Repeat this process, alternating the side where you are edging. The goal is to never spill imaginary trays of drinks that are on each end of the raised paddle shaft. Practice until you can hold and balance the boat on each edge using only your lower body to control the boat.

Once you are comfortable edging this way, incorporate your paddle and try some sweep turns on the opposite side of your edge. You will turn more sharply and precisely than if you had done a non-edged turn. After doing this on each side of the boat, you can string together a series of turns, carving a figure 8 pattern on the water.



Kayak Bracing

Bracing is an emergency maneuver that allows you to reverse the momentum of a boat that’s rolling sideways toward a capsize.


Low Brace

As you might imagine, the name comes from the fact that the paddle shaft is held relatively low in front of you when you start.

1. Rotate your wrists forward so that the back face of the paddle blade on your brace side is parallel to the water. Your elbows will be pointing upward, with your wrists directly below, as though you’re preparing to do a push-up off of the paddle.

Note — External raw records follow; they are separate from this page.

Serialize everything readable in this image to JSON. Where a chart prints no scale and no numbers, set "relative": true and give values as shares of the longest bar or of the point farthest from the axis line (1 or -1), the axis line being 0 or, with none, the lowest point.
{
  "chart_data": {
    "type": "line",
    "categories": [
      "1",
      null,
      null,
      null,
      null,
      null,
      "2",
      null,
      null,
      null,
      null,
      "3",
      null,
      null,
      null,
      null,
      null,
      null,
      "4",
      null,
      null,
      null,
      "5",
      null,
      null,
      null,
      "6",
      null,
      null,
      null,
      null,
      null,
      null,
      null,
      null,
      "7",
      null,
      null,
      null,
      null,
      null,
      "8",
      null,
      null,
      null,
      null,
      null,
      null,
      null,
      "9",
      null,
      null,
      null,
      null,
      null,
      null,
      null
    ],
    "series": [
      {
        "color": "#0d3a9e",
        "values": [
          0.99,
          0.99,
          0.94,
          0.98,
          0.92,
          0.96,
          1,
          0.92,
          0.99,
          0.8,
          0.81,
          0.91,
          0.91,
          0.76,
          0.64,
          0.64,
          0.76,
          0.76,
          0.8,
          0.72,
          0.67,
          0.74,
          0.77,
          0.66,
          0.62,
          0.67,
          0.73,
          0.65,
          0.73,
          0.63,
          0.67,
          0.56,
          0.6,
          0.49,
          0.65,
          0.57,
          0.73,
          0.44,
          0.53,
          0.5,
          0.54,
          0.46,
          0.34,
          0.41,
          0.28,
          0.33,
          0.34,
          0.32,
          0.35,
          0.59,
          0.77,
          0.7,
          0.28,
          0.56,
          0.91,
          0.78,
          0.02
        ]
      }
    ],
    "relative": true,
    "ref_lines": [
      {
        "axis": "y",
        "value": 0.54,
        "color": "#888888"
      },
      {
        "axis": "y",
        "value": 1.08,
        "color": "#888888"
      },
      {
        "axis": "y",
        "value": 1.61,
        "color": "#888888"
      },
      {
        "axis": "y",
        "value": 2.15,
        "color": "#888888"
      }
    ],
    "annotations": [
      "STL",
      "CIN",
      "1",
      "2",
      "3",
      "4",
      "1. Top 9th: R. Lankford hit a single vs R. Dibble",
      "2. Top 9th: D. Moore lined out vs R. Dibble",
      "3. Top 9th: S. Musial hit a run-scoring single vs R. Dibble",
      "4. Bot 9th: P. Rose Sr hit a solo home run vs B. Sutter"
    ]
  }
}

2. Edge the boat toward the brace side.


3. While keeping your elbow up, reach out with your blade and slap the water. Lean your head onto your bracing-side shoulder at the same time.


4. Simultaneously raise your knee and keep your head tilted until the boat is upright. Your head should be the last thing to come up after bracing.


High Brace

As the name suggests, the paddle shaft starts out higher compared with the low brace.

1. Rotate your wrists backward so that the power face of your paddle blade on your brace side is parallel to the water. Your elbows will be pointing downward, as though you’re grasping the paddle, pull-up-style.


2. Keeping your elbows low, edge the boat toward the brace side.


3. Still keeping your elbow low on that side of the boat, reach out with your blade and slap the water. Lean your head onto your bracing-side shoulder at the same time.


4. Simultaneously raise your knee on your bracing side and keep your head tilted low on your bracing side shoulder until the boat is upright. Your head should be the last thing to come up after bracing.


Bracing in a Sit-on-Top Kayak

Sit-on-tops are super stable and mostly used in warm-water areas, so capsizing is less of a concern. You can do a modified version of the low brace in a sit-on-top, though. Instead of lifting a knee, you move your lower body to shift your weight to the opposite side of the boat.


Keys to Proper Bracing

Keep these technique tips in mind for both the high and low brace:

  • To avoid overstressing a shoulder, try to maintain the paddler’s box (discussed in Basic Kayaking Strokes)
  • Keep your paddle in front of you and don’t reach too far from the boat with your blade. You risk a shoulder injury because an extended arm places a lot of stress on the shoulder joint.
  • Body position is key: Hold your lower torso upright and close to the centerline.
  • Leaning your head toward your bracing side shoulder and letting it come up last are key, too. That helps position your upper body in a way that allows a balanced transfer of weight as the kayak moves back to its centerline. Watching the paddle blade helps keep your head leaned properly.
  • Keep a firm, but gentle grip on the paddle (don’t white-knuckle it)
  • Progress by edging farther as you brace.



Honing Your Skills

  • Practice in progressively choppier water that mimics the conditions where you’re more likely to need to brace.
  • Often your brace will be easier to do on the side of your dominant hand. Do extra practice on your weaker side until you become an “ambidextrous bracer.”